If you don’t like to code JS, HTML, or CSS but, you also need to deploy and share your Python scripts, ML models, perfectly designed dashboards with others. You are in the right place. Although there is a bunch of options like Dash, Bokeh, we are going to cover up Streamlit in this post.
I had seen this web app framework, but I didn’t find an opportunity to try it until I started to code my web application with Flask. Since I’m a beginner in CSS and HTML, I’m still struggling with creating my web applications.
Fortunately, there are tools for building simple web applications which don’t require frontend experience. Here I’ll share my experience with Streamlit. We’ll see it in action with a simple simulation example I made in my last post.
Before further do, let’s take a quick look at why Streamlit is such an easy way to prototype your ML models or Python scripts. As they also mentioned on their landing page, Streamlit builds upon these principles,
1) You can write your scripts with Python and add Streamlit widgets to your script in the order you’d like to see. It’s pure Python.
3) I haven’t deployed anything yet but, they provide their cloud deployment option among other options like Heroku.
I don’t want to go into details, as you can check it out from the API reference.
Displaying text is merely using text functions, as you can see from the below screenshots. To layout widgets side by side, you can use streamlit.column, then put your widgets inside a with loop. Notice that you can use markdown in Streamlit, which is pretty helpful to present your ideas or your documentation. See documentation.
I think you grasped the idea of creating components. You can show your data by using convenient methods. Here I demonstrated just table and Pandas DataFrame but, you can also show JSON. See documentation.
One of the most important and comprehensive part of this tool is displaying charts. There is plenty option you can choose which best suits for you. Ridiculously easy for the presentation of your machine learning models, statistical analysis, data analysis, etc.
According to their landing page, it’s compatible with: Bokeh, Altair, PyTorch, OpenCV, DECK.GL, Pandas, Vega-Lite, Matplotlib, Numpy, Scikit-learn, TensorFlow, Plotly, and Keras.
You can see some of the usages yourself from the application gallery in action.
Another important feature is widgets. With widgets you can customize graphs, take inputs from the users etc. For instance, you can change the parameters of a simulation. Below, I just put some of the widgets Streamlit provides but you can also build your own widgets. See documentation.
In my previous post, we examined Buffon’s needle with a mathematical approach. In this post, we’ll build the simulation with Python then turn this script into an interactive web application using Streamlit.
Before get started, make sure you’ve installed Streamlit.
pip install streamlit
I share the short version of the original script to keep things simple but, if you’d like to see the whole script, you can check the original version on my Github as well.
After we’ve installed Streamlit we can simply run a python file using,
streamlit run <filename>.py
Here we just run a blank python file. As you can see there is nothing to see yet since we haven’t added anything yet. It’s simply run a local webserver. You can change the color theme from the upper right menu button.
1) Let’s begin with adding a title and a couple of instructions about how things work.
2) Next, we added an expander to show the details about the simulation.

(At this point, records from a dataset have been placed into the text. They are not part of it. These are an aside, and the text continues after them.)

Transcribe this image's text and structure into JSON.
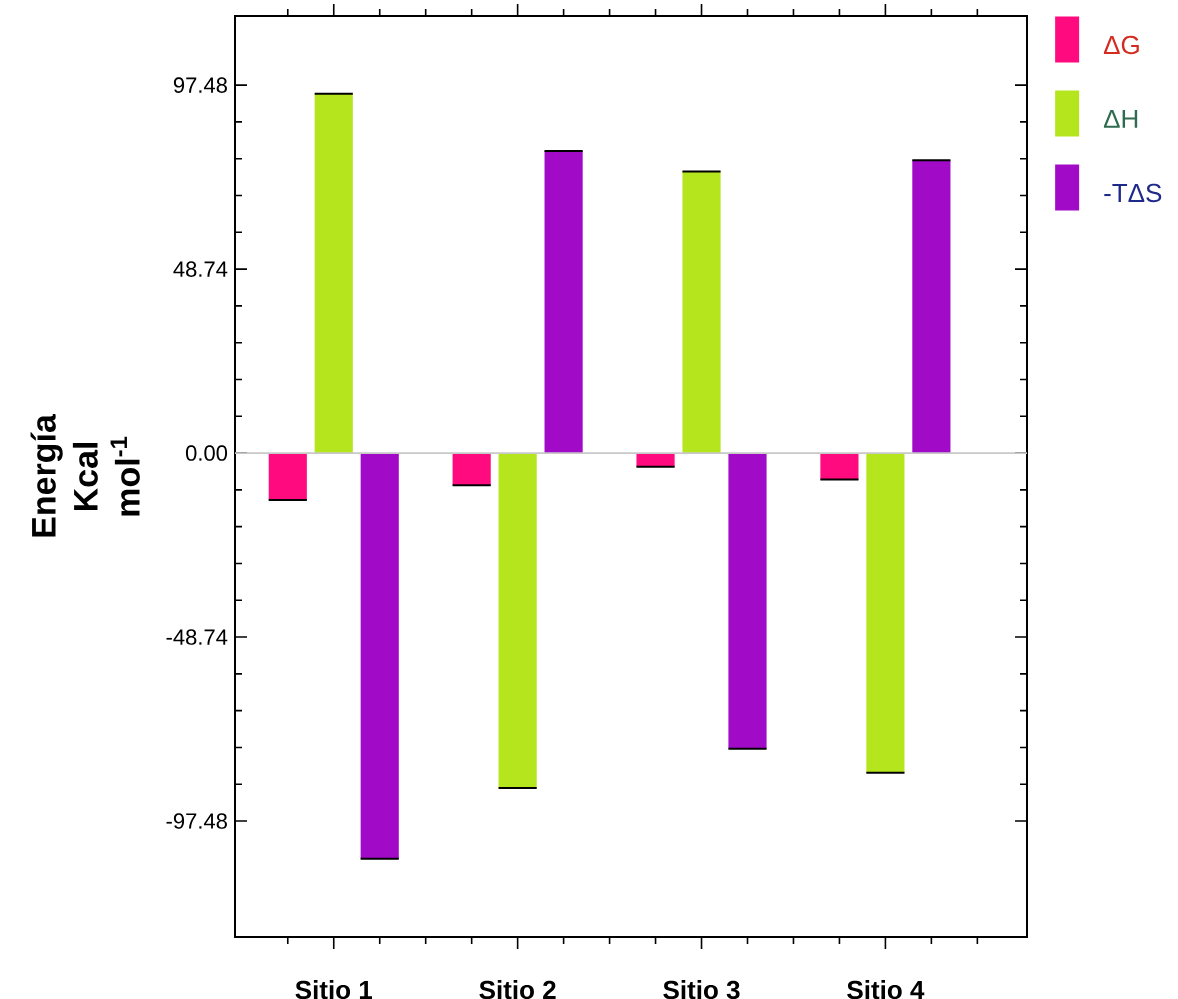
{
  "chart_data": {
    "type": "bar",
    "ylabel": "Energía Kcal mol$^{-1}$",
    "categories": [
      "Sitio 1",
      "Sitio 2",
      "Sitio 3",
      "Sitio 4"
    ],
    "series": [
      {
        "name": "ΔG",
        "color": "#ff0a7f",
        "values": [
          -12.4,
          -8.5,
          -3.6,
          -7.0
        ]
      },
      {
        "name": "ΔH",
        "color": "#b5e61d",
        "values": [
          95.2,
          -88.7,
          74.6,
          -84.7
        ]
      },
      {
        "name": "-TΔS",
        "color": "#a10ac7",
        "values": [
          -107.5,
          80.0,
          -78.3,
          77.6
        ]
      }
    ],
    "ylim": [
      -128.2,
      115.8
    ],
    "yticks": [
      -97.48,
      -48.74,
      {
        "value": 0,
        "label": "0.00"
      },
      48.74,
      97.48
    ],
    "ref_lines": [
      {
        "axis": "y",
        "value": 0,
        "color": "#c8c8c8"
      }
    ],
    "legend": "top right"
  }
}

3) To be able to play with the simulation parameters, we added a sidebar with a form to be able to change the parameters. We defined a sidebar inside an st.form because every value we get from a widget inside an st.form will be sent to the script after the form is submitted. That is helpful because if you define a widget outside a form and if you change its value, this will cause rerun the script automatically.
4) While we can play with parameters, below we added graph configuration options to be capable of changing the background color, marker type, marker size, etc.
5) To complete the script we added the simulation metrics and the graph. Here we used st.session_state to store our calculation result in the session. Every time you rerun, your script will start to run top to bottom. To save your variables between each rerun, you can use st.session_state. For instance, we used st.session_state[“pi”] to store our calculation results in the session. See documentation.
In conclusion, if you are working in a data-related field, it’s essential to have the ability to show your machine learning models or, undoubtedly, your data analysis in an impressive way. In addition, you can use the advantage of the web to exhibit your models with people who have various backgrounds.
- No CSS, no JS, No HTML. You develop your web application without any frontend skills. Sure, it would be better to have these skills, but sometimes you opt to build and test your models faster, which makes you sacrifice flexibility.
- Control the flow. We stored the simulation result in the session state, which is a dictionary to share your variables between each run. By using the session state, there is no need to rerun the simulation after changing the graph configuration. We merely separated the calculation from the plotting. You can define your session variables and build your logic to control your flow. Another instance might be preparing different kinds of plots for giving a speech or a class. Controlling which chart to show when can help you to capture the attention of your audience.